Mendes não só duvidou das vítimas, mas disse claramente que, pelo menos parte das denunciantes, estava de olho na “grana preta” dos processos, o que ele chamou de “lista na carona”. “Agora, durante o período de 10 anos, nenhuma delas, (…) chamou a irmã ou os pais e falaram: ‘papai, mamãe… ele tá enfiando o dedo dentro de mim'”, proferiu Lucas, numa frase pra lá de inacreditável. Era possível ouvir o queixo de Caio e Pedro desabar na bancada. “Você está duvidando das meninas?”, perguntou Caio Blinder, querendo entender o raciocínio de Lucas.

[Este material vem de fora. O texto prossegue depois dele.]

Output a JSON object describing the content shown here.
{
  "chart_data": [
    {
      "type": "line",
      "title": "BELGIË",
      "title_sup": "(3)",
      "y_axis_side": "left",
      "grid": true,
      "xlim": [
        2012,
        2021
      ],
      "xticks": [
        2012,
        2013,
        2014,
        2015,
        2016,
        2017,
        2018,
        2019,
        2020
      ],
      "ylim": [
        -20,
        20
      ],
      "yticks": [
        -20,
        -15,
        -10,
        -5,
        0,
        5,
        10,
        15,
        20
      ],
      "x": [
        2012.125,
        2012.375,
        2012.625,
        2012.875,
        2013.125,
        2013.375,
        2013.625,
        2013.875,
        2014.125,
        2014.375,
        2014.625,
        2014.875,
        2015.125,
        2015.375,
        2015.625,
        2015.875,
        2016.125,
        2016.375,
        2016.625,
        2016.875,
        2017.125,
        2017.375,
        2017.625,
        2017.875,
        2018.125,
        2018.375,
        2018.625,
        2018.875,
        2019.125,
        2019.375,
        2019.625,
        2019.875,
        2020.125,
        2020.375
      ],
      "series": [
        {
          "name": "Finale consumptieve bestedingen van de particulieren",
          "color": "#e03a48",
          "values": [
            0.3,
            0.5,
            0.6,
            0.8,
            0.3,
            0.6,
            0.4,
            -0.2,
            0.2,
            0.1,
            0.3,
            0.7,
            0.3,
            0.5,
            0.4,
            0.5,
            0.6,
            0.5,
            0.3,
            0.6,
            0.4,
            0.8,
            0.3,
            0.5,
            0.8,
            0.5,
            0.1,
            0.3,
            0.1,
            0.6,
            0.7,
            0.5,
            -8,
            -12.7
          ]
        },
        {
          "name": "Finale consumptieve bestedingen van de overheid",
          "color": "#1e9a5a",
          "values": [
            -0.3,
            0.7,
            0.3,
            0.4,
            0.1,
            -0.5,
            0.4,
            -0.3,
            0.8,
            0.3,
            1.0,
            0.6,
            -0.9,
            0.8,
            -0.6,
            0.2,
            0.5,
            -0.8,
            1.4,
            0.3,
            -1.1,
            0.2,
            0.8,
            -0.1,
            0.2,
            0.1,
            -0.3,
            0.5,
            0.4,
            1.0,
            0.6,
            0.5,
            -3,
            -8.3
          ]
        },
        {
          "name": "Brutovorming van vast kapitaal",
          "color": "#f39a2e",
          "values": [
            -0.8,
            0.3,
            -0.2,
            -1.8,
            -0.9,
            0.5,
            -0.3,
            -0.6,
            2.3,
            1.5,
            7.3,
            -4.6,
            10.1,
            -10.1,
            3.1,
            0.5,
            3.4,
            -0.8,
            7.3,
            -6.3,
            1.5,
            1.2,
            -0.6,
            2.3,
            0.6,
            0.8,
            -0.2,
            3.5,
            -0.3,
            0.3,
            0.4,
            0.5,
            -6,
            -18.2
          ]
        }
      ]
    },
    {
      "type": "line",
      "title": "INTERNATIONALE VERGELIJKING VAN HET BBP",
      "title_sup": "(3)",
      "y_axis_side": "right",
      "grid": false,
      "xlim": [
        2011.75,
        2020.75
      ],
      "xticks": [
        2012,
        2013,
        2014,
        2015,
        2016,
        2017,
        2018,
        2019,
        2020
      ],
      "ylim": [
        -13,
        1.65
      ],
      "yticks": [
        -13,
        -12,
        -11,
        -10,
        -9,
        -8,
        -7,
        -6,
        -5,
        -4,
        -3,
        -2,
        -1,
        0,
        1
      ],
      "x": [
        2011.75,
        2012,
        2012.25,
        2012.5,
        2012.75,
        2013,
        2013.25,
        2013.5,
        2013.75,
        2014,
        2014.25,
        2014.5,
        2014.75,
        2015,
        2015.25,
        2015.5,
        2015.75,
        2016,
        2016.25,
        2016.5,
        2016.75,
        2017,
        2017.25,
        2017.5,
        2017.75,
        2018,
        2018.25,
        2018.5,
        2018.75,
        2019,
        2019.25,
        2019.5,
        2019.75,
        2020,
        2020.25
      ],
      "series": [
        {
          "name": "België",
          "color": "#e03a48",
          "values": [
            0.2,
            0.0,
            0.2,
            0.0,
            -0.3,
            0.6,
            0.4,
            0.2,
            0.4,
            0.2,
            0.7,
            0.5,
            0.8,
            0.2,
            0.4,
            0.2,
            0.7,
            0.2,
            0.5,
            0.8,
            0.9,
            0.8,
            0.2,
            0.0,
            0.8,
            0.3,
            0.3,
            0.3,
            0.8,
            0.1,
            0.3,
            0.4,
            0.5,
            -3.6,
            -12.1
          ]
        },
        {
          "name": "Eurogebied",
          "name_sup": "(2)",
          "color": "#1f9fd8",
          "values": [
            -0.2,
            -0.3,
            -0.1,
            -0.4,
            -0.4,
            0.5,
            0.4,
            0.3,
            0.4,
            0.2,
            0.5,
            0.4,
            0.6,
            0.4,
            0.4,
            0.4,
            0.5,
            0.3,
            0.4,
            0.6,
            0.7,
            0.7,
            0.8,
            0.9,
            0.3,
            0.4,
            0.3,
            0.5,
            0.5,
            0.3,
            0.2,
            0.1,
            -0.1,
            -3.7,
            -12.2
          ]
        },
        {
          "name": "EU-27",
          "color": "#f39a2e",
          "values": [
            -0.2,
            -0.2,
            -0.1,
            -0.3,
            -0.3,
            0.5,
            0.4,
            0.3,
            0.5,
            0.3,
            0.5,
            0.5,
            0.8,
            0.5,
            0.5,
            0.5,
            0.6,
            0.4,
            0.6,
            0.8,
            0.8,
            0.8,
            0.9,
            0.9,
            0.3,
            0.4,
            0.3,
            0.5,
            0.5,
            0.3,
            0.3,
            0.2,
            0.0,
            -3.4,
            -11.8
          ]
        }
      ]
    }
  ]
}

Caio ainda tentou mostrar a Lucas sua desinformação, já que as meninas falaram sim para os pais, médicos e pessoas próximas. Mas foram desacreditadas, exatamente como Lucas fez ao vivo de sua tribuna.

Lucas não se deu por vencido e tentou defender seu argumento. “Você está dizendo que não tem nenhuma oportunista?”, questionou novamente. “De 265, pode ter uma ou outra, mas o que você está dizendo é o mesmo que duvidar dos abusos da Igreja Católica em Boston, porque demoraram 20 anos para falar”, rebateu novamente Caio. “Muita gente não fala porque tem medo que as pessoas não acreditem nelas”, completou Pedro Andrade, visivelmente ofendido. “Mas você não tá defendendo esse crápula das ginastas, né? Se dois casos forem verdadeiros, esse cara já merece apodrecer na cadeia”, reforçou Pedro.

A última frase de Lucas Mendes, o âncora misógino da Globonews, encerra essa coluna: “A pessoa faz um tratamento desse e ninguém conta em casa? Se contaram e os pais não fizeram nada, são umas bestas”. Como escreveu o jornalista Leandro Fortes, WW não foi demitido por ser racista, mas porque seu racismo foi exposto. O de Lucas foi escancarado. E agora?